Context. The standard CSHKP model for eruptive flares is two-dimensional. Yet observational interpretations of photospheric currents in pre-eruptive sigmoids, shear in post-flare loops, and relative positioning and shapes of flare ribbons, all together require three-dimensional extensions to the model. Aims. We focus on the strong-to-weak shear transition in post-flare loops, and on the time-evolution of the geometry of photospheric electric currents, which occur during the development of eruptive flares. The objective is to understand the three-dimensional physical processes, which cause them, and to know how much the post-flare and the pre-eruptive distributions of shear depend on each other. Methods. The strong-to-weak shear transition in post-flare loops is identified and quantified in a flare observed by STEREO, as well as in a magnetohydrodynamic simulation of CME initiation performed with the OHM code.

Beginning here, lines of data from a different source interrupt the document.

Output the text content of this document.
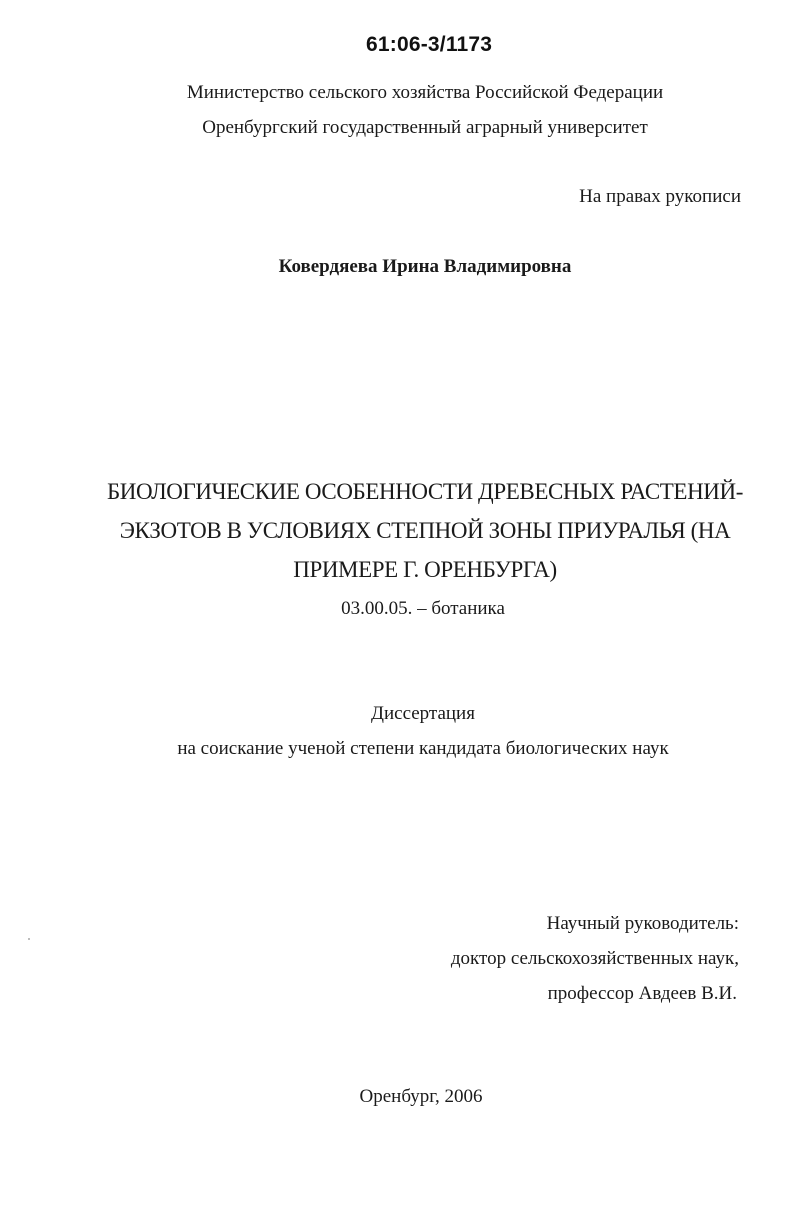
61:06-3/1173
Министерство сельского хозяйства Российской Федерации
Оренбургский государственный аграрный университет
На правах рукописи
Ковердяева Ирина Владимировна
БИОЛОГИЧЕСКИЕ ОСОБЕННОСТИ ДРЕВЕСНЫХ РАСТЕНИЙ-
ЭКЗОТОВ В УСЛОВИЯХ СТЕПНОЙ ЗОНЫ ПРИУРАЛЬЯ (НА
ПРИМЕРЕ Г. ОРЕНБУРГА)
03.00.05. – ботаника
Диссертация
на соискание ученой степени кандидата биологических наук
Научный руководитель:
доктор сельскохозяйственных наук,
профессор Авдеев В.И.
Оренбург, 2006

In both approaches, the magnetic shear is evaluated with field line footpoints. In the simulation, the shear is also estimated from ratios between magnetic field components. Results. The modeled strong-to-weak shear transition in post-flare loops comes from two effects. Firstly, a reconnection-driven transfer of the differential magnetic shear, from the pre- to the post-eruptive configuration. Secondly, a vertical straightening of the inner legs of the CME, which induces an outer shear weakening. The model also predicts the occurrence of narrow electric current layers inside J-shaped flare ribbons, which are dominated by direct currents. Finally, the simulation naturally accounts for energetics and time-scales for weak and strong flares, when typical scalings for young and decaying solar active regions are applied. Conclusions. The results provide three-dimensional extensions to the standard flare model. These extensions involve MHD processes that should be tested with observations.